Par décision sur opposition du 7 novembre 2022, la caisse a rejeté l’opposition formée par l’assuré et a confirmé la décision du 17 octobre 2022, soit le refus du droit de l’assuré à des indemnités de chômage dès le 12 septembre 2022.

B. Par acte du 6 décembre 2022, F.________ a recouru contre la décision sur opposition précitée auprès de la Cour des assurances sociales du Tribunal cantonal, concluant principalement à son annulation, son droit aux indemnités de chômage lui étant reconnu « selon la première confirmation orale » des services de l’intimée. Subsidiairement, il a conclu au remboursement des cotisations AVS et AC depuis 2007 assorti d’un « dédommagement pour tromperie envers l’assuré ».
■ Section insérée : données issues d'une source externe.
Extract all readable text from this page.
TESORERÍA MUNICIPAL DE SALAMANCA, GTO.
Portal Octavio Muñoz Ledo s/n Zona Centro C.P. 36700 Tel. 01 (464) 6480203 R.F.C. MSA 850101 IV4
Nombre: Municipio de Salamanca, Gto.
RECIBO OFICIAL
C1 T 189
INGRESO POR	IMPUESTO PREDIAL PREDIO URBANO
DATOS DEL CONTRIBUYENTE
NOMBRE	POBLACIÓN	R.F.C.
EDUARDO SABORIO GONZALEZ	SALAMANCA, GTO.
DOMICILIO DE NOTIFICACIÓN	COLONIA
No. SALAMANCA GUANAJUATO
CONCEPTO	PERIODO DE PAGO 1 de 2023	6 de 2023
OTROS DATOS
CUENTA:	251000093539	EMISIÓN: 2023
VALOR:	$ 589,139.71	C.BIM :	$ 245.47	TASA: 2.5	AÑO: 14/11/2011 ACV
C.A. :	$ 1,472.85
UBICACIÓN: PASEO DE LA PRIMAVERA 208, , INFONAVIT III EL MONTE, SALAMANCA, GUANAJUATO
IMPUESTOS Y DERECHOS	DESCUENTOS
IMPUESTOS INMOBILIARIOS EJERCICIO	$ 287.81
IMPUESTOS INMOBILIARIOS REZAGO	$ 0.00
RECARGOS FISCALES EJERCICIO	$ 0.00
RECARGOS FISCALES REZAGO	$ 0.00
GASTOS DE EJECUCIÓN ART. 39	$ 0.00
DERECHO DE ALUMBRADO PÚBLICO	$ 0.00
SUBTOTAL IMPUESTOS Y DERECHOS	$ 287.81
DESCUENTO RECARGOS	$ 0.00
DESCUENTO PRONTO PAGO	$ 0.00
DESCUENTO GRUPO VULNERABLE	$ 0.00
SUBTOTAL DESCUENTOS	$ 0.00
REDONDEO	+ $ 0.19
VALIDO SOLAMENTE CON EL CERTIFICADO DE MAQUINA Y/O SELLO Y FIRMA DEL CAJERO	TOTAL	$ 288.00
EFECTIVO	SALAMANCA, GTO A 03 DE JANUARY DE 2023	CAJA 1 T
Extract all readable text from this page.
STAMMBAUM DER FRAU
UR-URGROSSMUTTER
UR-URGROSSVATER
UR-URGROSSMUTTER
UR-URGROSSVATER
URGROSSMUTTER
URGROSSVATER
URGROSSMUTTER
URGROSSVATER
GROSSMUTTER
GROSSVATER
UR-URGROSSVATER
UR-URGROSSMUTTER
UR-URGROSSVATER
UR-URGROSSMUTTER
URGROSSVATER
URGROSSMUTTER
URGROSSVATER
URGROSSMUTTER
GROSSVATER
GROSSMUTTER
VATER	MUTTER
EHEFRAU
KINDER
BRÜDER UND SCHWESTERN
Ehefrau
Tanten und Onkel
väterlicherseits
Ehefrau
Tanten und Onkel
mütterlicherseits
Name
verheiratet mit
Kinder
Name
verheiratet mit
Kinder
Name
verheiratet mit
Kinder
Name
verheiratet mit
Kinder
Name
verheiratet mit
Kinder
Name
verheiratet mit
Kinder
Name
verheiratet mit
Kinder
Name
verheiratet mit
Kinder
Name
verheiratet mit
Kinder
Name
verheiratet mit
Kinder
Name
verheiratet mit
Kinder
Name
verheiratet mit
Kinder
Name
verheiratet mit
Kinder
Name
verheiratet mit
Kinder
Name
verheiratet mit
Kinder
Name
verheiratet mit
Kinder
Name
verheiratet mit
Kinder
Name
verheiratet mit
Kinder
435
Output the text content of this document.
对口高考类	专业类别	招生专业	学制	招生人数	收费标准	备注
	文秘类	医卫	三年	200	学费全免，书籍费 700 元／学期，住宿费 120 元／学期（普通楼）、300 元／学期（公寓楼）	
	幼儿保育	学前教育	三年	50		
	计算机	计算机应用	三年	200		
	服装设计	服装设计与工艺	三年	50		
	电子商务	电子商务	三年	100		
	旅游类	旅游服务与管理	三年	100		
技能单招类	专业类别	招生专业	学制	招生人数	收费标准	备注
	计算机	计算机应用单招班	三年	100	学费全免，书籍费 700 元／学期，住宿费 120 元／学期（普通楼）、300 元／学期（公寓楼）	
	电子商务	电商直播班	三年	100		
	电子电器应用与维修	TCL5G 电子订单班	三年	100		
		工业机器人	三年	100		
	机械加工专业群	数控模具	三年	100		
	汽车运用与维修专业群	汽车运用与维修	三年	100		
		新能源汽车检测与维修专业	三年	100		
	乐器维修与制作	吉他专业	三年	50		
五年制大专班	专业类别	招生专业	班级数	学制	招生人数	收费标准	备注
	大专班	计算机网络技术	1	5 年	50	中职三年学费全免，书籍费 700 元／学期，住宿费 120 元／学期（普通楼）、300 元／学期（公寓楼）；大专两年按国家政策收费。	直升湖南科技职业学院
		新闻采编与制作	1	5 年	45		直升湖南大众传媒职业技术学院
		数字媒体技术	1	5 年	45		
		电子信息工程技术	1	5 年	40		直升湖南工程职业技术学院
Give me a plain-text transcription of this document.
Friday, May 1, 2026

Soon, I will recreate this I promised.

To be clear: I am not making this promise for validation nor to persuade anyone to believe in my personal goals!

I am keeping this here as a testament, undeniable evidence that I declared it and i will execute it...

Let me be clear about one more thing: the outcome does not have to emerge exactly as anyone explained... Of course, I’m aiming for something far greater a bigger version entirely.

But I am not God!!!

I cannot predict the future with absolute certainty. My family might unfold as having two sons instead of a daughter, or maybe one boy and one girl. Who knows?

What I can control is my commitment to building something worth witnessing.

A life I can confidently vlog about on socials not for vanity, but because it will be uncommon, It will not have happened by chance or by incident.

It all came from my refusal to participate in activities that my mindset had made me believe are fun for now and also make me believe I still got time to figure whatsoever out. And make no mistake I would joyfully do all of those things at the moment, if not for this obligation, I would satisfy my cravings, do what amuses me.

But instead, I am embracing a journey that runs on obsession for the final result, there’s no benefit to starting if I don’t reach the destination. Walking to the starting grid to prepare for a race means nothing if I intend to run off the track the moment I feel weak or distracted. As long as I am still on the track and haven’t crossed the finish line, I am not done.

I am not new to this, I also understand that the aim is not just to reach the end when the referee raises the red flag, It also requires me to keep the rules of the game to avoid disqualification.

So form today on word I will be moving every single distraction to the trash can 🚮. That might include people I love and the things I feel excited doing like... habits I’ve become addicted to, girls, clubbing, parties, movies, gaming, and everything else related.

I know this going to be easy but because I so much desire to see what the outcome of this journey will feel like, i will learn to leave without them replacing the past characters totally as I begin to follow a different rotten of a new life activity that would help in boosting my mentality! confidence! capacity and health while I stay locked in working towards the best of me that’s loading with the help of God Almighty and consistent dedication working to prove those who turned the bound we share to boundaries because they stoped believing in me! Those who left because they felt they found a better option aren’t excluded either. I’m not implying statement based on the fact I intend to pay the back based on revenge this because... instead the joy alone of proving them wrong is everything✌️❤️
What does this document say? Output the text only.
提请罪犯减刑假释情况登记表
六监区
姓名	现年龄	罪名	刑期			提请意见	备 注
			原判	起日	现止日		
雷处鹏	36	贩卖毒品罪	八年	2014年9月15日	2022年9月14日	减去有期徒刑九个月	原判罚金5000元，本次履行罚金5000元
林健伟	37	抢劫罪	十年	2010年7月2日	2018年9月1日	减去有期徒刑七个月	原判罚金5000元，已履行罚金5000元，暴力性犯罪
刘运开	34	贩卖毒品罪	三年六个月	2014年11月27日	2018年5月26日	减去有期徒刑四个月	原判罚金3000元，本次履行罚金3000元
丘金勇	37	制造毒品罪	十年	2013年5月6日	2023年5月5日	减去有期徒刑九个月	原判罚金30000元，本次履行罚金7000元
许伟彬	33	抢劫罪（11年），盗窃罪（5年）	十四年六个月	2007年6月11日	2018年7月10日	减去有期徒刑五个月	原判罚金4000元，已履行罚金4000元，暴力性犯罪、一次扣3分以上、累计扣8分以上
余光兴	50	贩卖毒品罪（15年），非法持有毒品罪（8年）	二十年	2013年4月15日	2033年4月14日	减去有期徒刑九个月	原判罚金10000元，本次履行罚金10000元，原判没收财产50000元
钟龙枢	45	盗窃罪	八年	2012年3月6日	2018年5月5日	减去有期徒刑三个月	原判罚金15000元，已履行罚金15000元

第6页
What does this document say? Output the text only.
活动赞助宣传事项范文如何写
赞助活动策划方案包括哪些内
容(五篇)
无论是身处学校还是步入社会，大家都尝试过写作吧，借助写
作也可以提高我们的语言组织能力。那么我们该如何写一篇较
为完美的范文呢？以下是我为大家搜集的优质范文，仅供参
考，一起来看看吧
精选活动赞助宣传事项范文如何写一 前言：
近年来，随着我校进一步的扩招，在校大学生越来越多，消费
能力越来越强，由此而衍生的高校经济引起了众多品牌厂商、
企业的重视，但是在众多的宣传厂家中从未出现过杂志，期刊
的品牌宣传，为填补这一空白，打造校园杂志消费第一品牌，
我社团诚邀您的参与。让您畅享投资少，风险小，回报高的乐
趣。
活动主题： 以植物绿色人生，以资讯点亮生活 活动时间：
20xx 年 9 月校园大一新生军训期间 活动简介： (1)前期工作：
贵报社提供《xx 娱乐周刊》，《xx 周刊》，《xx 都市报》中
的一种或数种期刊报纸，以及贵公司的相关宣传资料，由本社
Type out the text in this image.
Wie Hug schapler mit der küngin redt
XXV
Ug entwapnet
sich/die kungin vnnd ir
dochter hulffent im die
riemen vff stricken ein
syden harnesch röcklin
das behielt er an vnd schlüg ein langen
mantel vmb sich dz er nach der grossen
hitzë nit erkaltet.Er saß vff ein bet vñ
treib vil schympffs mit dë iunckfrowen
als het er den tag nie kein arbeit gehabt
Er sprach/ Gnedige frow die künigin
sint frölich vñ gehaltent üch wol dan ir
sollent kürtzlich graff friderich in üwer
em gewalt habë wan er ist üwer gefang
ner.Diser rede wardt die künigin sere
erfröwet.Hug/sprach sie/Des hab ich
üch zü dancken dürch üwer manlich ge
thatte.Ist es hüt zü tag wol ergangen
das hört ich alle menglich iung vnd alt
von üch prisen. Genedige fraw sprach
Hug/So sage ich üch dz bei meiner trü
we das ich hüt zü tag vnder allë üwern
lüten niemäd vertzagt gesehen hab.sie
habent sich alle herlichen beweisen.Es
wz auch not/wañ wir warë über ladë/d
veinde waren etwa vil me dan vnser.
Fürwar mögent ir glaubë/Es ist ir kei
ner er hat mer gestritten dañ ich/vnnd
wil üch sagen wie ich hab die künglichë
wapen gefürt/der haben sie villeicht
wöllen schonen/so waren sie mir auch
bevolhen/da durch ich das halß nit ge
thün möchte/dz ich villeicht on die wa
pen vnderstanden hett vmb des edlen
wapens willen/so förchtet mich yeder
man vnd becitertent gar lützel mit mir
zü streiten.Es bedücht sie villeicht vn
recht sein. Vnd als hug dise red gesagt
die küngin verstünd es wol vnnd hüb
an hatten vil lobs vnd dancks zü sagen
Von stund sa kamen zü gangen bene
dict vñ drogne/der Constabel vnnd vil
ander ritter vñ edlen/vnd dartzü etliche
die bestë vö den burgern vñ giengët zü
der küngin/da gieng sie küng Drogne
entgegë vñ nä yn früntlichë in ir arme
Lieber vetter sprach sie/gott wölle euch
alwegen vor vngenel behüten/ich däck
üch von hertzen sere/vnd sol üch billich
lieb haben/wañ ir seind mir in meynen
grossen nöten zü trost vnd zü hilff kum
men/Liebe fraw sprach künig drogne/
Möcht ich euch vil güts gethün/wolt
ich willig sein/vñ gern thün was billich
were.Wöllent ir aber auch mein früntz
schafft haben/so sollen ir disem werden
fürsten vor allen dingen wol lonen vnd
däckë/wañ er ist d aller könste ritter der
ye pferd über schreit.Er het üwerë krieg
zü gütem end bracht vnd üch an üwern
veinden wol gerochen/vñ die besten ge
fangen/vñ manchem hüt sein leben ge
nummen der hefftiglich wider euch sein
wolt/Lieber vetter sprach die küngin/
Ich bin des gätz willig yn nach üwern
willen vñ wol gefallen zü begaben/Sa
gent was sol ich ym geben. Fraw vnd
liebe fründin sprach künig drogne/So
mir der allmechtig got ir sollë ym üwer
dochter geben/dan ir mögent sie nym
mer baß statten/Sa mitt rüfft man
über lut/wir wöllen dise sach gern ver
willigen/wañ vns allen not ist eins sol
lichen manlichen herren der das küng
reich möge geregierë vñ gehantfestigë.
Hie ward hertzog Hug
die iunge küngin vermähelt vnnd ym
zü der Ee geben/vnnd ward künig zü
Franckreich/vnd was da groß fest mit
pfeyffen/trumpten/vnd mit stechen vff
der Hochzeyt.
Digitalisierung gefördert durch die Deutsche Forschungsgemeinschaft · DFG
Dans sa réponse du 3 janvier 2023, l’intimée a conclu au rejet du recours en maintenant la position adoptée dans la décision sur opposition attaquée.

E n d r o i t :

a) La LPGA (loi fédérale du 6 octobre 2000 sur la partie générale du droit des assurances sociales ; RS 830.1) est, sauf dérogation expresse, applicable en matière d’assurance-chômage (art. 1 al. 1 LACI [loi fédérale du 25 juin 1982 sur l’assurance-chômage obligatoire et l’indemnité en cas d’insolvabilité ; RS 837.0]). Les décisions sur opposition et celles contre lesquelles la voie de l’opposition n’est pas ouverte peuvent faire l’objet d’un recours auprès du tribunal des assurances compétent (art. 56 al. 1 LPGA ; 100 al. 3 LACI ; 128 al. 1 et 119 al. 1 OACI [ordonnance du 31 août 1983 sur l’assurance-chômage obligatoire et l’indemnité en cas d’insolvabilité ; RS 837.02]), dans les trente jours suivant leur notification (art. 60 al. 1 LPGA).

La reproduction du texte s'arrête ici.